Kirby created a lot of great characters for Marvel with Stan Lee, including the Hulk and the X-Men, but easily his best work for the House of Ideas after FF is The Mighty Thor. Again, it’s the sense of scale and mythology that Kirby brings to the material that makes it sing. You can best available in the Marvel Masterworks or Essential collections. As with Fantastic Four, though, you’ll want to start with the later volumes. It doesn’t really get cooking until after the whole Jane Foster/Don Blake romance is tossed aside and Kirby and Lee start really exploring the whole Norse mythology angle. At the very least begin with Vol. 2 of either collection.
For a long time, Kirby’s early collaborations with Joe Simon have been ignored by fans and historians in favor of focusing on his more recent and celebrated work with Marvel and DC. That’s thankfully starting to change now as a number of publishers are re-releasing material from those early days.
Captain America fans will no doubt want to start with the Golden Age Marvel Masterworks collections that have been coming out at a steady clip (three volumes so far). The more casual fan, however, may be happy with The Best of Simon & Kirby from Titan Books or the even recent Sandman collection from DC. Titan plans to release a number of Simon and Kirby collections showcasing their work in romance, crime and other genres apart from superheroes.
As seminal as those early Captain America stories were, Kirby’s much later run on Captain America has justly earned plaudits as well. I’d recommend picking up Bicentennial Battles as a starting point, which finds Steve Rogers traversing across American history thanks to a puckish Buddhist.

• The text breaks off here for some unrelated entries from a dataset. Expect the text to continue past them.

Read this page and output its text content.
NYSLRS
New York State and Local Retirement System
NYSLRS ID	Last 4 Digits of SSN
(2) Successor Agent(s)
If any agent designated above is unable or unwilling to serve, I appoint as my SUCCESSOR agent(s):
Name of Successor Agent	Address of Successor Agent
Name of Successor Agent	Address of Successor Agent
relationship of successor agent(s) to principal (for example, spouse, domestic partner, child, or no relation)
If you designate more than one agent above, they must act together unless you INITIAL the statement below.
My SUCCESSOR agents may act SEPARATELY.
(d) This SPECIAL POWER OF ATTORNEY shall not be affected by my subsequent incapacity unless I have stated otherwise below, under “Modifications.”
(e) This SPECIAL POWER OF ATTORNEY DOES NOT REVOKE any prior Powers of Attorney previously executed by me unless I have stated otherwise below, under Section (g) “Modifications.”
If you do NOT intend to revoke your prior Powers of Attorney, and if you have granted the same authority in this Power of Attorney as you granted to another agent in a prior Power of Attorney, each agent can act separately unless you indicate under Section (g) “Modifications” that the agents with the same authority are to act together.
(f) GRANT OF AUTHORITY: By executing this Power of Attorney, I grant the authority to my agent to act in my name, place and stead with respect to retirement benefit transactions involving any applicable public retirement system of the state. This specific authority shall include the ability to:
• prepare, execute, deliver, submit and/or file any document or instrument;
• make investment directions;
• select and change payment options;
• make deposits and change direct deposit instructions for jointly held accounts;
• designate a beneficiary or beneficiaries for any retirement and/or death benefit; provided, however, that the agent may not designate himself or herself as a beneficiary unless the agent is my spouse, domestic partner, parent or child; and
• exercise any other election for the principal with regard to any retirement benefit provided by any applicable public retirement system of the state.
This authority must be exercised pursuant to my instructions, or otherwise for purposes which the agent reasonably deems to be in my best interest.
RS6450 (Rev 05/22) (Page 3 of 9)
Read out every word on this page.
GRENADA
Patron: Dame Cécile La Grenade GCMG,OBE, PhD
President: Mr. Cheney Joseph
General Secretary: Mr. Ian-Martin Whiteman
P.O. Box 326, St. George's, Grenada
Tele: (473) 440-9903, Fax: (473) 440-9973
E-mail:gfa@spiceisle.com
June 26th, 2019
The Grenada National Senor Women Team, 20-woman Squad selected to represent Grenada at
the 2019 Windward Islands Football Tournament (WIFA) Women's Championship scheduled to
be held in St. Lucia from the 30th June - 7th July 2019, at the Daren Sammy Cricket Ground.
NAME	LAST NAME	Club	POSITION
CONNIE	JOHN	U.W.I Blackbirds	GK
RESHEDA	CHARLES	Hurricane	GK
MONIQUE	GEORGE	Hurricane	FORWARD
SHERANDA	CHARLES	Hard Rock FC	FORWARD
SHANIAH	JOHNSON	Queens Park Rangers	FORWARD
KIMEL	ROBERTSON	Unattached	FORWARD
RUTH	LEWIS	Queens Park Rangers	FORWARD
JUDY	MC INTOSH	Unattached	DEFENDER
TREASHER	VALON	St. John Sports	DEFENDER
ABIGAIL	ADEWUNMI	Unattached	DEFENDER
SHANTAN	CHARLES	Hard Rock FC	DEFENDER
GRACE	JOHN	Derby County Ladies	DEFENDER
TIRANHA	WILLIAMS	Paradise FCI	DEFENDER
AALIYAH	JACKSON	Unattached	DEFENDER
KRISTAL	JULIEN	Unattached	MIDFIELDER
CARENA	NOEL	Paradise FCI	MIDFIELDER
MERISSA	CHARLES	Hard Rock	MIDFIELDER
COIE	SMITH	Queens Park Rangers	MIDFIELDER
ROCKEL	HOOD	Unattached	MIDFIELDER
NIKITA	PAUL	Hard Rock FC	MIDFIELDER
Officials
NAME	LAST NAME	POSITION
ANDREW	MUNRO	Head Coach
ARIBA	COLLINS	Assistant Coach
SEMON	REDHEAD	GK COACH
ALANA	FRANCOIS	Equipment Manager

Kirby’s run on Black Panther, collected in two volumes, is fun little ride, with the Wakandan prince getting into one nail-biting scrape after another. Devil Dinosaur, which dares to tell the tender story of a vicious red dinosaur and his tender friendship with a cro-magnon tween, is amusing and full of high melodrama, but remains perhaps a bit too silly, even by Kirby’s standards, to be regarded as essential. OMAC: One Man Army Corps offers an interesting flip-side perspective to Kamandi, but lacks the latter’s spark and feels a trifle rote at times. Unfortunately, as with a lot of Kirby’s DC work, it ends just as things start to get interesting.
Stan and Jack’s initial run on the X-Men is rather uninspired and devoid of the spark and joie de vivre that graced their other work from the same period. It would take Chris Claremont and Dave Cockrum to breathe life into the material.
Honestly, there’s very little of Kirby’s work that’s not worth at least a sideways glance. Having said that, a lot of the material he did towards the end of his life is rather weak and feels at times recycled or ill thought-out. Thus, comics like the Super-Powers mini-series or Captain Victory are really only for the dedicated Kirby fan.